Säure, Gesamtzucker und Eiweiß weisen ebenso gleich hohe Gehalte auf. Auch bei Vitaminen und Mineralstoffen sind die Werte sehr ähnlich. Vor allem Vitamin C und Kalium sind bei Fruchtsäften zu nennen.

In einer Studie, die Granatapfelsaft aus Konzentrat mit Direktsaft verglich, zeigte sich jedoch eine höhere Eisenaufnahme aus dem Direktsaft als aus dem Konzentrat. Das ist für all jene – vor ­allem Frauen – interessant, die immer wieder mit einem geringen Eisenstatus kämpfen. ­

Bestimmte Fruchtsäfte haben weitere spe­zielle Funktionen. So wirkt beispielsweise ­Heidelbeersaft obstipierend. Einerseits ­bedeutet das, dass Heidelbeersaft besser nur in geringen Mengen getrunken wird, andererseits kann er bei der Behandlung von ­Diarrhö ­helfen.

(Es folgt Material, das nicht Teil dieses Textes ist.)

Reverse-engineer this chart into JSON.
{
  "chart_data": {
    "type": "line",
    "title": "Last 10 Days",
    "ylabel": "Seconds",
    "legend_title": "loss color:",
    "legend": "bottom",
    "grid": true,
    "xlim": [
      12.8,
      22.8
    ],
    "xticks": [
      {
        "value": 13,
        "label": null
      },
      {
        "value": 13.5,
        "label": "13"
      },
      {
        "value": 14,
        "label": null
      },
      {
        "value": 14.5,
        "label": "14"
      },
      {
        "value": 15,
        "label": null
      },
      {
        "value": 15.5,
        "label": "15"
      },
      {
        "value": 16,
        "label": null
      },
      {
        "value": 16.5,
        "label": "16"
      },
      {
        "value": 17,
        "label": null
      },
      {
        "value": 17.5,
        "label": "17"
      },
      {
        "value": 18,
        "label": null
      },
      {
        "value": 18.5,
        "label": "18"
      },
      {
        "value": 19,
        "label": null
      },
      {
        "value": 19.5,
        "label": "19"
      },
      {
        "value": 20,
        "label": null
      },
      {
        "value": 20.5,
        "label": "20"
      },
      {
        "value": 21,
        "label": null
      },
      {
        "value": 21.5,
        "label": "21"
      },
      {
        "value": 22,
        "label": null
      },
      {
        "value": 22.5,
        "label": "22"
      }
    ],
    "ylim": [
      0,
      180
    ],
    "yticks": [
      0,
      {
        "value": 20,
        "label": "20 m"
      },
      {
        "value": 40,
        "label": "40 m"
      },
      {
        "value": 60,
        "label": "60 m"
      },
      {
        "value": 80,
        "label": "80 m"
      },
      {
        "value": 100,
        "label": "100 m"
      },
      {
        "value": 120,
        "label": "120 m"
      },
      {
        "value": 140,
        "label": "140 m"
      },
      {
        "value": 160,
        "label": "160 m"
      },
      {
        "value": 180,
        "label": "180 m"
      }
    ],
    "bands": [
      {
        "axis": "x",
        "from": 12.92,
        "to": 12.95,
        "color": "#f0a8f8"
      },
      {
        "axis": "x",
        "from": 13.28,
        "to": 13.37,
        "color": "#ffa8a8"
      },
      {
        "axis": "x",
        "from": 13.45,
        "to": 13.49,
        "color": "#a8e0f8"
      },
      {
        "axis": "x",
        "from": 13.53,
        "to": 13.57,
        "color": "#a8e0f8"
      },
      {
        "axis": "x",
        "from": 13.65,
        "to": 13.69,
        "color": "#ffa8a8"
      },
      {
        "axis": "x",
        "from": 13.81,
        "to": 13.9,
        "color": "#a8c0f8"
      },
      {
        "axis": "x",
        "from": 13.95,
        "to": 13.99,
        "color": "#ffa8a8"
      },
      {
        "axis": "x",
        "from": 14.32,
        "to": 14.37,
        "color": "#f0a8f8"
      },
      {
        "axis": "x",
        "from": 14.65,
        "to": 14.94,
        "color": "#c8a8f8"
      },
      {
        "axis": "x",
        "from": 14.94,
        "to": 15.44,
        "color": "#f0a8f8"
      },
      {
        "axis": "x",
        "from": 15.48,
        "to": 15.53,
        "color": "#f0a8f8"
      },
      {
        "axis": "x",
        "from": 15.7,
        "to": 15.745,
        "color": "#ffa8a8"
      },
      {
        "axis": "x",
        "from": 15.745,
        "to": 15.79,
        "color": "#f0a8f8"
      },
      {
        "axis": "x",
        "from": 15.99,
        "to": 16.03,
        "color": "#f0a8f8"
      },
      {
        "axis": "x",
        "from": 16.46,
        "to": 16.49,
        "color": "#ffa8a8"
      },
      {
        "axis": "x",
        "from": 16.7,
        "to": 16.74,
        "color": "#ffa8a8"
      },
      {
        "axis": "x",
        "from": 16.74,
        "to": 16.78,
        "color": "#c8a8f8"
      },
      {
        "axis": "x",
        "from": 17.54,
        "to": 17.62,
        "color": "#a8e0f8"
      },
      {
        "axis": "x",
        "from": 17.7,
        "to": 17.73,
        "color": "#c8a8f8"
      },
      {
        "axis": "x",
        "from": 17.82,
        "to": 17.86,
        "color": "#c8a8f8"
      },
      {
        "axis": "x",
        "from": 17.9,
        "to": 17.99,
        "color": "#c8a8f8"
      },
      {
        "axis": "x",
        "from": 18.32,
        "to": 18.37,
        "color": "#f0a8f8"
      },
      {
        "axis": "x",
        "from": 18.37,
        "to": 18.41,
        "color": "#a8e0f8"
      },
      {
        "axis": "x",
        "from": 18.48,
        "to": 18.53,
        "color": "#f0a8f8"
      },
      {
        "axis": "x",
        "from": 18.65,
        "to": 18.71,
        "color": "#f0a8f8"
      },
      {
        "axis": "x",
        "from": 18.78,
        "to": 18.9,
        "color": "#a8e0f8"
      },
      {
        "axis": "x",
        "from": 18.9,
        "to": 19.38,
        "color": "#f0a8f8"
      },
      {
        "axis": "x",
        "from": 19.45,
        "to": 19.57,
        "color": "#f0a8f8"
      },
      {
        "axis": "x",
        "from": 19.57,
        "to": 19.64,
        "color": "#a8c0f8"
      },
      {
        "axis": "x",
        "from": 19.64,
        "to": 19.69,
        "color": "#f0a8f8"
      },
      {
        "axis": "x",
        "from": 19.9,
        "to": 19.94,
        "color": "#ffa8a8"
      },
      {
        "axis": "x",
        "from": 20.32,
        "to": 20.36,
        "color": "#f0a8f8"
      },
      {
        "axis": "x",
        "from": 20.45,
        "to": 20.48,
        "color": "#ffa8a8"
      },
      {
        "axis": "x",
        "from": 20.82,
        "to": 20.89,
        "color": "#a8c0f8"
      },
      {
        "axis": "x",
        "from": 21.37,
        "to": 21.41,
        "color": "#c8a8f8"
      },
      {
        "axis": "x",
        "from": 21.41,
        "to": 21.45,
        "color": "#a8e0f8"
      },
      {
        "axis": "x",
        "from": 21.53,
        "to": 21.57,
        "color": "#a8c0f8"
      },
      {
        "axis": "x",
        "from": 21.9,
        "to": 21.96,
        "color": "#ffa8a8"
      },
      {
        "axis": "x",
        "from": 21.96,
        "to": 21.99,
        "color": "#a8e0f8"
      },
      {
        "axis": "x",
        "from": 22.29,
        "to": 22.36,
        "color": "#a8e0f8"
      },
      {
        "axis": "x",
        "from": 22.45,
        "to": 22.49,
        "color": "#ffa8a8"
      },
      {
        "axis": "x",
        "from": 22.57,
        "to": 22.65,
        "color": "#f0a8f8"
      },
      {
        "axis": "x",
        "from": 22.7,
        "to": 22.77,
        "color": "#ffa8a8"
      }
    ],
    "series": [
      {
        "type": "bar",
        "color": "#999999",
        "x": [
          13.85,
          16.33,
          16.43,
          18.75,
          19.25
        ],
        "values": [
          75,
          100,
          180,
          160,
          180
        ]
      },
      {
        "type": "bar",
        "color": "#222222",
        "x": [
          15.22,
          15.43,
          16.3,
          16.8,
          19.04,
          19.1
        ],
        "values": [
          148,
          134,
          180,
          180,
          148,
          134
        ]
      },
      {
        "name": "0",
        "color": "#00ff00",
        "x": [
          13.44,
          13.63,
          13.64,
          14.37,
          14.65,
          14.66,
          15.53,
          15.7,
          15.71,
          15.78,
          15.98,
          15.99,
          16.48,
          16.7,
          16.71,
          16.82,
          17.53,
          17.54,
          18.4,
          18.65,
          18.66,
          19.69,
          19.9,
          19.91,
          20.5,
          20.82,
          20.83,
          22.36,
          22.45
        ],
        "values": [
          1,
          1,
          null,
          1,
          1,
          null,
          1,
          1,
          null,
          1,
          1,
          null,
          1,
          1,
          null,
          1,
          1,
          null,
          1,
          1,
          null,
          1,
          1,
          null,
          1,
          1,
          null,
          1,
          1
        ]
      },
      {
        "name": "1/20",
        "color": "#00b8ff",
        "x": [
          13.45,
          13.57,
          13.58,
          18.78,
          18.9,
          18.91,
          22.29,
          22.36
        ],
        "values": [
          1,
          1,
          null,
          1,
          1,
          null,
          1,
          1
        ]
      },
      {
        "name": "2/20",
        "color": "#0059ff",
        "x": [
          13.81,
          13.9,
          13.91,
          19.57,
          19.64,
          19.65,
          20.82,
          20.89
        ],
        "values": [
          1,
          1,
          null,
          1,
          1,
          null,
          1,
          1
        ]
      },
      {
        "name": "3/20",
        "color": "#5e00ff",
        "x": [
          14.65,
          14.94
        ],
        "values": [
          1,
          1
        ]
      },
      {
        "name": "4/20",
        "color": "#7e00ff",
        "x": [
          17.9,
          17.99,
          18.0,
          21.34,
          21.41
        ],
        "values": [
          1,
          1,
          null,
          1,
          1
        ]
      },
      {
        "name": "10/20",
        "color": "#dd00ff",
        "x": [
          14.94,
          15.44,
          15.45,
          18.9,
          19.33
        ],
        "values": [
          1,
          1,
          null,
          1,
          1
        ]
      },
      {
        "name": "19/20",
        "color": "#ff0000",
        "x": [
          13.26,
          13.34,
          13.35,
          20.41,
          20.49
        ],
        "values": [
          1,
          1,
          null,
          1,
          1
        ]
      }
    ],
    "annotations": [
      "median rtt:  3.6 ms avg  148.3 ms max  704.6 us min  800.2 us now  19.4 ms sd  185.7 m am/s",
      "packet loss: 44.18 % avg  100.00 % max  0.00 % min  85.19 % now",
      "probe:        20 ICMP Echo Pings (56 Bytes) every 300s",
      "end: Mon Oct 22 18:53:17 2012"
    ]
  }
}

Umgekehrt gibt es Säfte, die aufgrund des hohen Ballaststoffanteils die Darmtätigkeit anregen und somit einer ­Obstipation entgegenwirken, etwa Pflaumen- oder Zwetschkensaft.

© Gina Müller

Geschmacksplus

Bei der Sensorik scheint der Benefit klarer zu sein. Denn ob wilde Heidelbeeren, Quitten oder Kirschen – den Direktsäften wird mehr Kraft, Aroma und Vollmundigkeit zugeschrieben. In der bereits erwähnten Granatapfelsaft-Studie wurden neben den Nähr­stoffen auch das Aroma, der Geschmack und das Mundgefühl analysiert und es stellte sich heraus, dass der Direktsaft bei einigen Punkten überlegen war: Er war frischer, hatte eine fruchtigere Nase und zeigte sich komplexer am Gaumen. Der Geschmack war von mehr charakteristischer Frucht sowie natürlicher Süße, gepaart mit einer milden Säure und leicht bitteren Granatapfel-typischen Noten, geprägt. Wer sich selbst davon überzeugen möchte, kann dies beim Obsthof Retter, dem österreichischen Pinoier in Sachen Wilddirektsaft, tun.

Beim Konzentrat hingegen dominierte ein eingekochter Geschmack und eine intensive Süße, die auf das Aufbrechen von komplexen Zuckermole­külen beim Konzentrationsprozess zurückzuführen sind.

Direktsaft hatte zudem ein ­etwas adstringierendes Mundgefühl, das mit jenem von frisch gepressten Saft zu vergleichen ist. Die höhere Adstringenz liegt an den höheren Gehalten an Phenolen und Tanninen – ähnlich wie beim Wein. Das mag beim Wilddirektsaft auch daran liegen, dass die Früchte vollreif geerntet werden.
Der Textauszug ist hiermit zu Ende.